Over the last few weeks, the hot-button issue was the delayed opening of the O'Fallon Park Rec Center. Now it's back to firefighter pensions, which the mayor has been fighting hard to rein in (with Reed opposing).
Yesterday, Slay's chief of staff, Jeff Rainford, accused Reed of selling his allegiance to the firefighters in that battle in exchange for a $10,000 campaign contribution (which Reed disclosed yesterday).
We now know the real reason Lewis Reed opposes pension reform: cold hard cash.
-- Jeff Rainford (@jeffrainford) October 2, 2012
The judge took away Mr. Reed's reason for opposing pension reform. The FF's union gave him 10,000 (dollars) more reasons to oppose it.

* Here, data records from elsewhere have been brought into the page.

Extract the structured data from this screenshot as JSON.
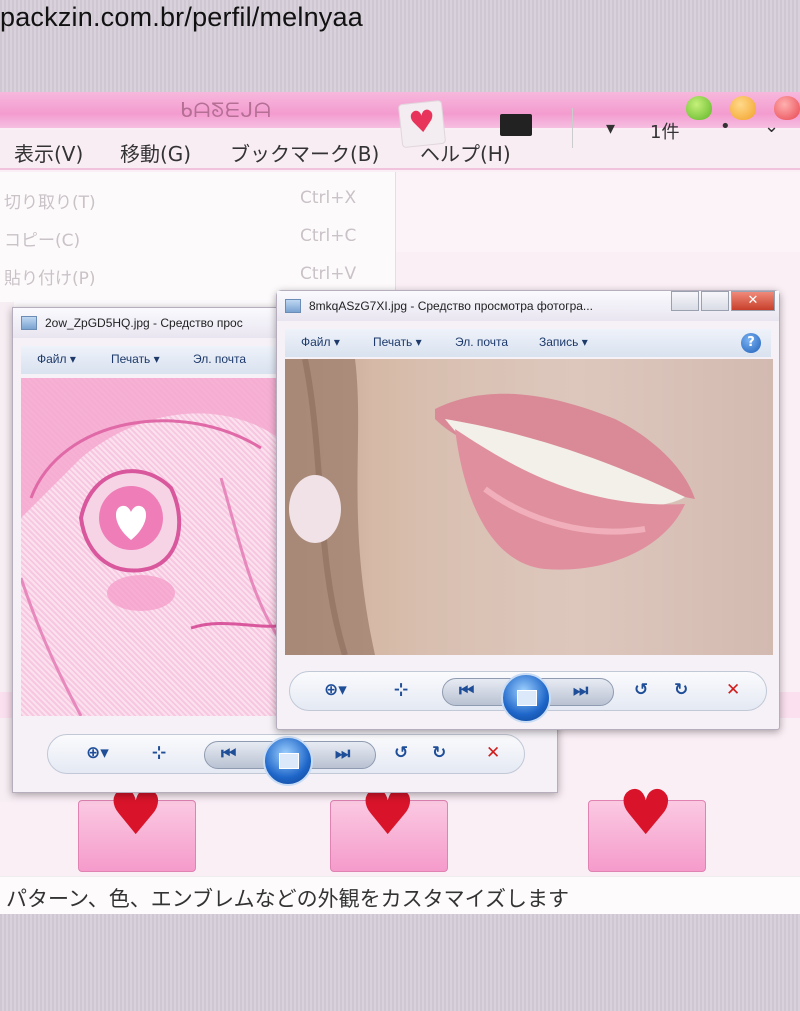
{
  "watermark": "packzin.com.br/perfil/melnyaa",
  "main_window": {
    "title": "ᑲᗩᘕᗴᒍᗩ",
    "menu": [
      "表示(V)",
      "移動(G)",
      "ブックマーク(B)",
      "ヘルプ(H)"
    ],
    "dropdown": [
      {
        "label": "切り取り(T)",
        "shortcut": "Ctrl+X"
      },
      {
        "label": "コピー(C)",
        "shortcut": "Ctrl+C"
      },
      {
        "label": "貼り付け(P)",
        "shortcut": "Ctrl+V"
      }
    ],
    "toolbar_text": "1件",
    "status_text": "パターン、色、エンブレムなどの外観をカスタマイズします"
  },
  "viewer_left": {
    "title": "2ow_ZpGD5HQ.jpg - Средство прос",
    "toolbar": [
      "Файл ▾",
      "Печать ▾",
      "Эл. почта"
    ]
  },
  "viewer_right": {
    "title": "8mkqASzG7XI.jpg - Средство просмотра фотогра...",
    "toolbar": [
      "Файл ▾",
      "Печать ▾",
      "Эл. почта",
      "Запись ▾"
    ],
    "help": "?"
  },
  "nav_glyphs": {
    "zoom": "⊕▾",
    "fit": "⊹",
    "prev": "⏮",
    "next": "⏭",
    "rotate_ccw": "↺",
    "rotate_cw": "↻",
    "delete": "✕"
  },
  "colors": {
    "title_pink": "#f39ccf",
    "window_bg": "#fbeff6",
    "heart_red": "#d9142a"
  }
}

-- Jeff Rainford (@jeffrainford) October 2, 2012
But then Alderman Antonio French -- a paid consultant for Reed -- fired back with the accusation that Slay was tolerating desolation on the north side in exchange for big bucks from developer Paul McKee who owns tons of property there:
@jeffrainford By that logic, Paul McKee has given Slay over a hundred thousand reasons to continue supporting blight in north #STL.
-- Antonio French (@AntonioFrench) October 3, 2012
Instead of firing back, Rainford then tweeted:
Sorry, Twitter. My rant key was locked. Likely to be true for a while.
-- Jeff Rainford (@jeffrainford) October 3, 2012
Looks like somebody put a muzzle on the mayor's chief of staff! Wonder who it was...the mayor's campaign manager, Richard Callow, did retweet it...
"Twitter was just becoming a campaign tool when I left the Mayor's office three years ago" former Slay spokesman Ed Rhode tells Daily RFT. "It has its place in a campaign, but it is no secret weapon."
But surely this Twitter battle will continue. And it will probably get worse before it gets...no, it will only get worse.
But even though it's a prominent platform, Rhode questions how crucial it really is.
"Social media is just one of many tools you need in your bag to run an effective campaign," he says. "You need an energized candidate, strong ground game, focused message on TV and direct mail and you need have money, and a lot of it."